The International Olympic Committee (IOC) caught 45 more suspected dopers by subjecting old urine samples to new tests in a second round of reviewing.
The IOC retested 524 samples from the Beijing’s 2008 games and London’s 2012 games in the latest reexaminations. The IOC classifies the 30 cases from the Beijing games as “provisional adverse analytical findings” and the 15 cases from London as “adverse analytical findings.” The group looked at three times the number of samples from the 2008 Summer Olympics in this latest round as they did from the 2012 Summer Olympics.

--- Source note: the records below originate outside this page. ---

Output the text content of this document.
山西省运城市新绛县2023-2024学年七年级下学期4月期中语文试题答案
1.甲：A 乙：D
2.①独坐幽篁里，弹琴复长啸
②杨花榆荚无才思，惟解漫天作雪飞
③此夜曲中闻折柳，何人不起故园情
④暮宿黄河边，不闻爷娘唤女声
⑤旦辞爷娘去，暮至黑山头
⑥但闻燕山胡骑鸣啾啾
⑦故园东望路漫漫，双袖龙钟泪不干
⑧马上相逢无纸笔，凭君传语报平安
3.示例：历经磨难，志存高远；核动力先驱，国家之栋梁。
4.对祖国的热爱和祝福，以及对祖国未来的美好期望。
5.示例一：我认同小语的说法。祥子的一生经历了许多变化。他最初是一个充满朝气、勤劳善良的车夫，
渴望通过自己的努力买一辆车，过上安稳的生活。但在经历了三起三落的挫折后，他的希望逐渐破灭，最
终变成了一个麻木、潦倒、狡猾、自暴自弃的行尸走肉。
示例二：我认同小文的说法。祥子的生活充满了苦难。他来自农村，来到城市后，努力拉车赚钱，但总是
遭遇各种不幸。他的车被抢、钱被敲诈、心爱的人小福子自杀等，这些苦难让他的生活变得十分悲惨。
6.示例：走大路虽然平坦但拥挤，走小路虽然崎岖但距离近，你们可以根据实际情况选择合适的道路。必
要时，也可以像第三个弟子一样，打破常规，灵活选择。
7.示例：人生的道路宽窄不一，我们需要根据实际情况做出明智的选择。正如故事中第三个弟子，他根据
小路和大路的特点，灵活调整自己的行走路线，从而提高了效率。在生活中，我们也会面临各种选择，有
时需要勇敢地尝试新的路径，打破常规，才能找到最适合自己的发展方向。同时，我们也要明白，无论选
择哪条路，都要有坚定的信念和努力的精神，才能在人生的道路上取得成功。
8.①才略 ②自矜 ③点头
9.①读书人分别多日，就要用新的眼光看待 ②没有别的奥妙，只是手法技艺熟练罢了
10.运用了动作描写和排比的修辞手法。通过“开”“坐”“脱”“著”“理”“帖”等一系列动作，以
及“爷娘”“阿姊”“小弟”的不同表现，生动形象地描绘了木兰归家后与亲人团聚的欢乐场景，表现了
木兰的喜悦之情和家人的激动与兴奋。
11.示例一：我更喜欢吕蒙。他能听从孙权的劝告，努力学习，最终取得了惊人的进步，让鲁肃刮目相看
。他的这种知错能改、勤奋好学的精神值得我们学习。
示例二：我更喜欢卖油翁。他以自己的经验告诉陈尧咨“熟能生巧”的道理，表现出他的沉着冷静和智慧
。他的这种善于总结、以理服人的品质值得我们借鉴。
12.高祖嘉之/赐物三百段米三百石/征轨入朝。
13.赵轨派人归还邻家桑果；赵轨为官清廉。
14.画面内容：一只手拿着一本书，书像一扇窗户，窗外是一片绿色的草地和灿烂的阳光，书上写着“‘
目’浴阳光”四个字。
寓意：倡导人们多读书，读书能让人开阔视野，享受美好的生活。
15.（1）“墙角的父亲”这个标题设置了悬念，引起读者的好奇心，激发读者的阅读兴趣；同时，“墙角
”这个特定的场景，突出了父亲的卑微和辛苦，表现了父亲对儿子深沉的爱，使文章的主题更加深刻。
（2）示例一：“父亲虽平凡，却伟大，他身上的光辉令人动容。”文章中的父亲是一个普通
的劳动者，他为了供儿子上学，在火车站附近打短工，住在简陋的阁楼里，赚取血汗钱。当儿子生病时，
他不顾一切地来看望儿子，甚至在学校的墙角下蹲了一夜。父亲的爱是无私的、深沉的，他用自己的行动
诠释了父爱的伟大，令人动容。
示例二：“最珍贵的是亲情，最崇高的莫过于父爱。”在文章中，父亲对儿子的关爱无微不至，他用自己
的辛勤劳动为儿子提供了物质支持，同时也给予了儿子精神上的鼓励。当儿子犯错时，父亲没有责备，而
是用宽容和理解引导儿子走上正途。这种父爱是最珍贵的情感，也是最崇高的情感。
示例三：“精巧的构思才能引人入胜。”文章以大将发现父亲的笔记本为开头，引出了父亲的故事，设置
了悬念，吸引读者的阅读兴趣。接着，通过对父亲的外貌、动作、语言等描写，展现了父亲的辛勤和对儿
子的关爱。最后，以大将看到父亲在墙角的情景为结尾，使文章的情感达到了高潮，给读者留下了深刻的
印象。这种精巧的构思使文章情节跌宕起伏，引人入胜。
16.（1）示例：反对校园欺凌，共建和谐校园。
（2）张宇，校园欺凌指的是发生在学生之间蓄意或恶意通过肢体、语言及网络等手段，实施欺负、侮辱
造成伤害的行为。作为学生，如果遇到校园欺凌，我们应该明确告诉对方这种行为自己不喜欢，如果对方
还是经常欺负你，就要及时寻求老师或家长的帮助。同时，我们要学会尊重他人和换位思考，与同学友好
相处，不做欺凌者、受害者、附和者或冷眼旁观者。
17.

“The second wave of the Beijing 2008 retests focused mainly on medallists, as will subsequent testing,” reads an IOC release. “Of the 30 latest PAAFs from Beijing 2008, 23 were medallists. The 30 athletes were from four sports and eight National Olympic Committees (NOCs). The 15 athletes with AAFs from London 2012 represented two sports and 9 NOCs.”
In the first wave of retesting, the IOC found 53 suspected cheaters among the 719 samples retested. In total, the IOC discovered 98 cheats among the 1,243 reexamined urine samples for about an eight percent failure rate. This comes atop the athletes who already popped positive under the technology available at the time of the respective games.
The IOC promises a third and fourth wave of testing utilizing technology not available at the games in 2012 and 2008. The group seeks to take away medals from malefactors and ban them from participating in Rio. The IOC also hopes the testing deters future would-be cheaters from doping by making it clear that the technology would someday catch them.
For legals reasons, the IOC refuses to divulge suspected cheaters until their appeals process plays out.
IOC President Thomas Bach maintained in a statement, “The new reanalysis once again shows the commitment of the IOC in the fight against doping.”